How Pearl Harbor Is Taught In Japanese Schools

Have you ever wondered how the Pearl Harbor attacks are taught in Japan? What do Japanese students really learn about Pearl Harbor, anyway? It's a fascinating topic of conversation, frequently presented to the international community over at Reddit, among other online forums. 

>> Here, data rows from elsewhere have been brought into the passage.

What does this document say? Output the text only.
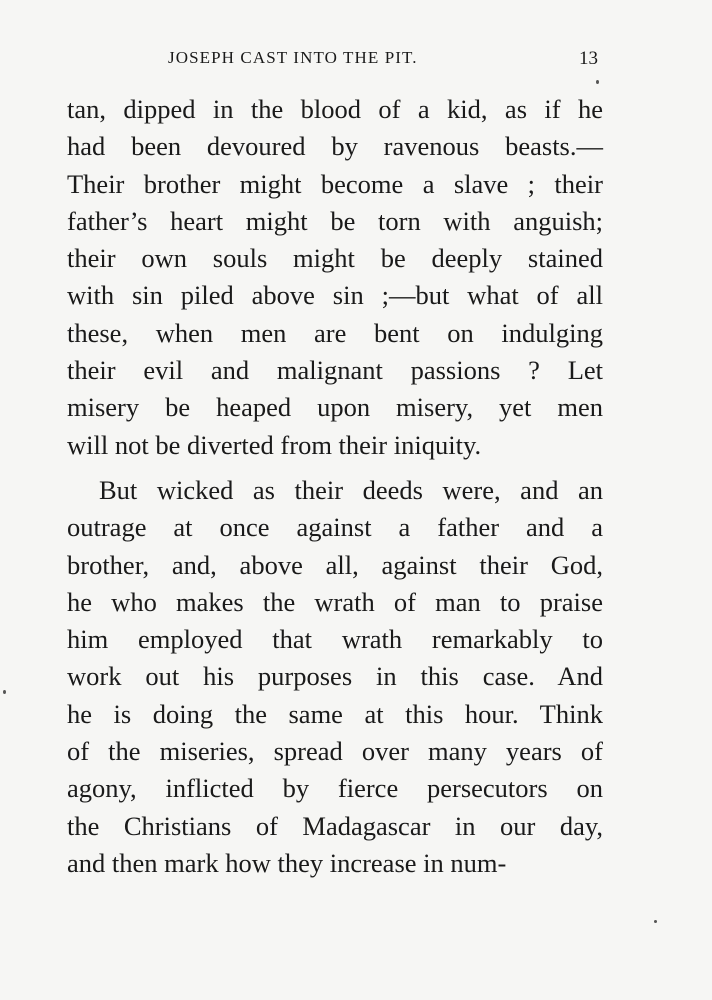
JOSEPH CAST INTO THE PIT.	13
tan, dipped in the blood of a kid, as if he
had been devoured by ravenous beasts.—
Their brother might become a slave ; their
father’s heart might be torn with anguish;
their own souls might be deeply stained
with sin piled above sin ;—but what of all
these, when men are bent on indulging
their evil and malignant passions ? Let
misery be heaped upon misery, yet men
will not be diverted from their iniquity.
But wicked as their deeds were, and an
outrage at once against a father and a
brother, and, above all, against their God,
he who makes the wrath of man to praise
him employed that wrath remarkably to
work out his purposes in this case. And
he is doing the same at this hour. Think
of the miseries, spread over many years of
agony, inflicted by fierce persecutors on
the Christians of Madagascar in our day,
and then mark how they increase in num-
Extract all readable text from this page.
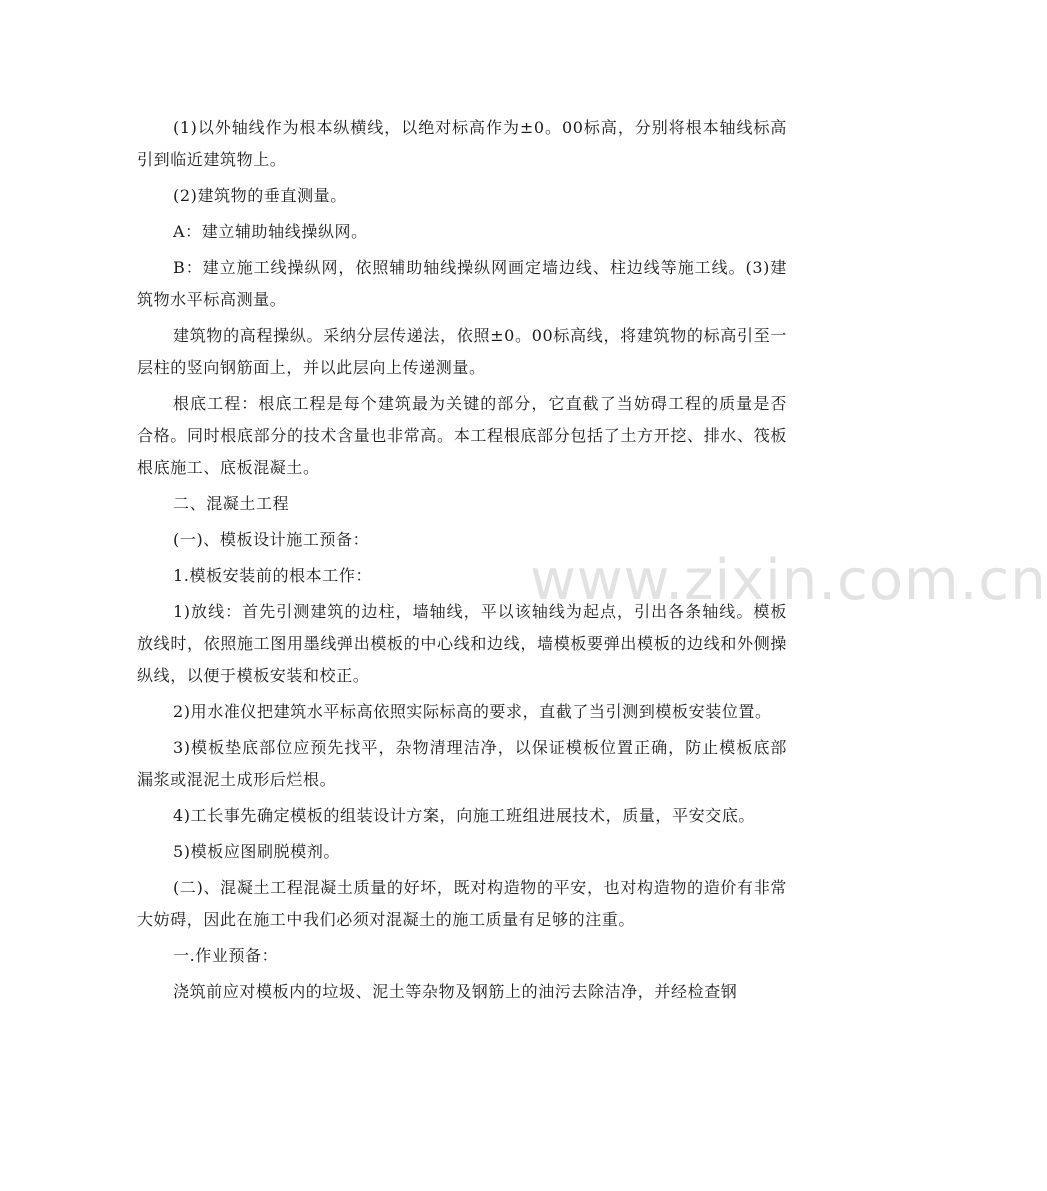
www.zixin.com.cn

(1)以外轴线作为根本纵横线，以绝对标高作为±0。00标高，分别将根本轴线标高引到临近建筑物上。

(2)建筑物的垂直测量。

A：建立辅助轴线操纵网。

B：建立施工线操纵网，依照辅助轴线操纵网画定墙边线、柱边线等施工线。(3)建筑物水平标高测量。

建筑物的高程操纵。采纳分层传递法，依照±0。00标高线，将建筑物的标高引至一层柱的竖向钢筋面上，并以此层向上传递测量。

根底工程：根底工程是每个建筑最为关键的部分，它直截了当妨碍工程的质量是否合格。同时根底部分的技术含量也非常高。本工程根底部分包括了土方开挖、排水、筏板根底施工、底板混凝土。

二、混凝土工程

(一)、模板设计施工预备：

1.模板安装前的根本工作：

1)放线：首先引测建筑的边柱，墙轴线，平以该轴线为起点，引出各条轴线。模板放线时，依照施工图用墨线弹出模板的中心线和边线，墙模板要弹出模板的边线和外侧操纵线，以便于模板安装和校正。

2)用水准仪把建筑水平标高依照实际标高的要求，直截了当引测到模板安装位置。

3)模板垫底部位应预先找平，杂物清理洁净，以保证模板位置正确，防止模板底部漏浆或混泥土成形后烂根。

4)工长事先确定模板的组装设计方案，向施工班组进展技术，质量，平安交底。

5)模板应图刷脱模剂。

(二)、混凝土工程混凝土质量的好坏，既对构造物的平安，也对构造物的造价有非常大妨碍，因此在施工中我们必须对混凝土的施工质量有足够的注重。

一.作业预备：

浇筑前应对模板内的垃圾、泥土等杂物及钢筋上的油污去除洁净，并经检查钢
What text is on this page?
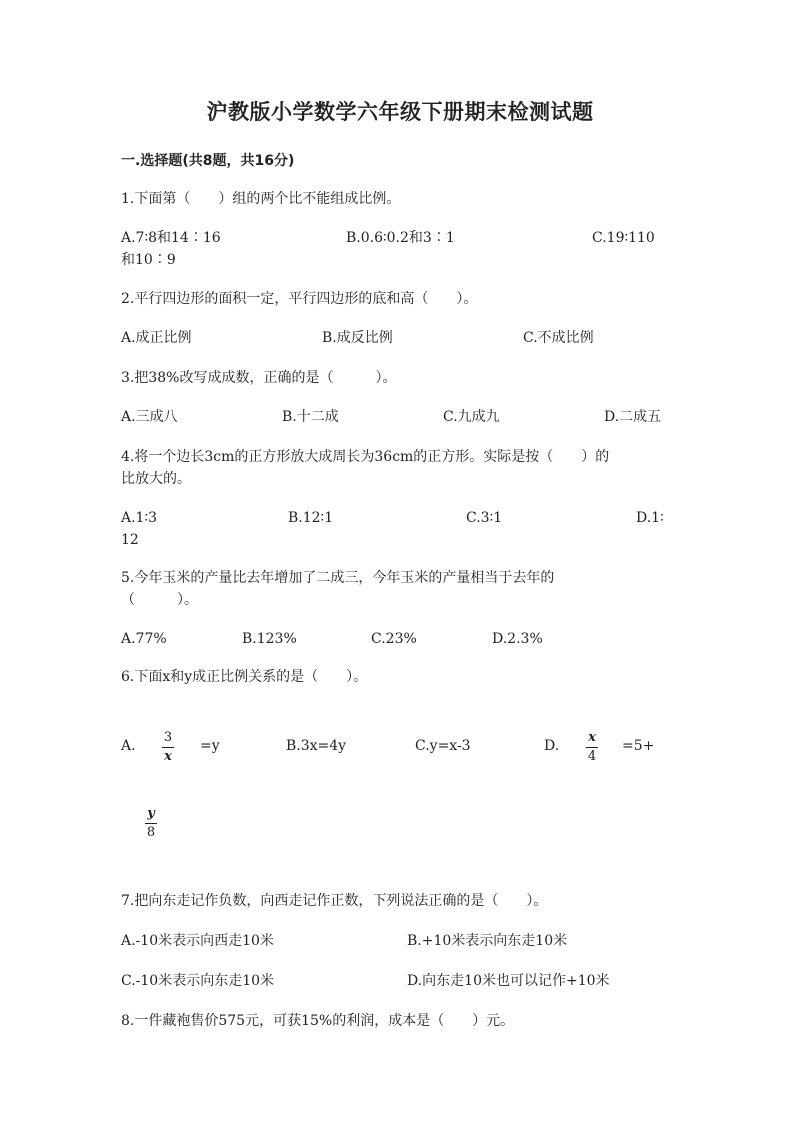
沪教版小学数学六年级下册期末检测试题
一.选择题(共8题，共16分)
1.下面第（　　）组的两个比不能组成比例。
A.7∶8和14∶16	B.0.6∶0.2和3∶1	C.19∶110
和10∶9
2.平行四边形的面积一定，平行四边形的底和高（　　）。
A.成正比例	B.成反比例	C.不成比例
3.把38%改写成成数，正确的是（　　　）。
A.三成八	B.十二成	C.九成九	D.二成五
4.将一个边长3cm的正方形放大成周长为36cm的正方形。实际是按（　　）的
比放大的。
A.1∶3	B.12∶1	C.3∶1	D.1∶
12
5.今年玉米的产量比去年增加了二成三，今年玉米的产量相当于去年的
（　　　）。
A.77%	B.123%	C.23%	D.2.3%
6.下面x和y成正比例关系的是（　　）。
A.
3
x
=y	B.3x=4y	C.y=x-3	D.
x
4
=5+
y
8
7.把向东走记作负数，向西走记作正数，下列说法正确的是（　　）。
A.-10米表示向西走10米	B.+10米表示向东走10米
C.-10米表示向东走10米	D.向东走10米也可以记作+10米
8.一件藏袍售价575元，可获15%的利润，成本是（　　）元。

Below are a few firsthand accounts - as well as a few accounts from teachers - about how the Pearl Harbor attacks are handled in Japanese schools. As Redditor /u/ywja notes, Japan is not a monolith, meaning this or any other brief account is by no means what "the Japanese" think or feel about the topic. Nonetheless, it's fascinating to hear firsthand how the topic is covered.

Photo: U.S. Navy / Wikimedia / Public Domain

  • The 'Why?' Is Glossed Over

    The 'Why?' Is Glossed Over
    Photo: U.S. Navy / Wikimedia Commons / Public Domain

    University student Mayako Shibata told McClatchyDC in 2014 that she doesn't recall any classes that mentioned why the Japanese actually attacked Pearl Harbor. She did recall being told, however, that some members of the government opposed the decision.

    The article goes on to say that, when Pearl Harbor was mentioned in the classroom, it was to situate the attack, which "involved more than 300 aircraft, two bombing waves and six aircraft carriers," in a context that served to downplay the event in relation to WWII more broadly.


  • A Preemptive Strike Was The Only Option

    A Preemptive Strike Was The Only Option
    Photo: U.S. Navy / Wikimedia Commons / Public Domain

    Japanese Redditor /u/Karmago related this lesson in 2014:

    External pressures placed upon Japan by the US such as the formation of the ABCD line (American, British, Chinese, Dutch) as well as the trade and resource embargoes that the US imposed on Japan were seen as acts of aggression. This led Japanese military leaders to believe that there was no other option but to launch a preemptive strike on the US.

  • It's Part of A Much Larger Picture

    It's Part of A Much Larger Picture
    Photo: U.S. Navy / Wikimedia Commons / Public Domain

    Japanese Redditor /u/ywja shares the role of the Pearl Harbor attack in Japanese lessons on WWII:

    Japan had been fighting the Second Sino-Japanese War since 1937. Of course Pearl Harbor was a huge event. But in order to understand the Far East situation at that time, one needs to go back to 1937, or to the Manchurian Incident in 1931, or even further. This is the standard narrative, and the clash with the US is sort of the final stage of the war. That may be one of the reasons why Japanese don't put so much emphasis on Pearl Harbor. It's not an event that symbolizes the whole experience.

  • It's 'Less Than A Paragraph'

    It's 'Less Than A Paragraph'
    Photo: US Navy / Wikimedia Commons / Public Domain

    From Japanese Redditor /u/Centricflow:

    The attack on Pearl Harbor was taught less than a paragraph (from the textbook in 2002). Just stating the event, when, where, and why briefly. And then they had the black and white picture of U.S.S. Arizona surrounded in black smoke, tilted sideways, and sinking in the ocean.

  • It's All About The Oil

    It's All About The Oil
    Photo: US Navy / Wikimedia Commons / Public Domain

    Redditor /u/kylejn says a Japanese high school history class taught the following:

    We didn't talk about Pearl Harbor specifically but the war in general. In a nutshell, the Japanese believed that the three superpowers in the world were going to boil down to the Soviet Union, the United States, and Japan. When the US cut off oil shipments, Japan figured that they would need to attack and needed to do it sooner rather than later. Hence, Pearl Harbor and Japan's attack on the United States.

  • Consequences Are In The Spotlight

    Consequences Are In The Spotlight
    Photo: U.S. National Archives and Records Administration / Wikimedia Commons / Public Domain

    Redditor /u/tophmcmasterson gives some perspective from behind the desk:

    I'm an English teacher at a public JHS and elementary schools in Japan, and the emphasis is definitely more on the bombs and the consequences of war and why it should be avoided.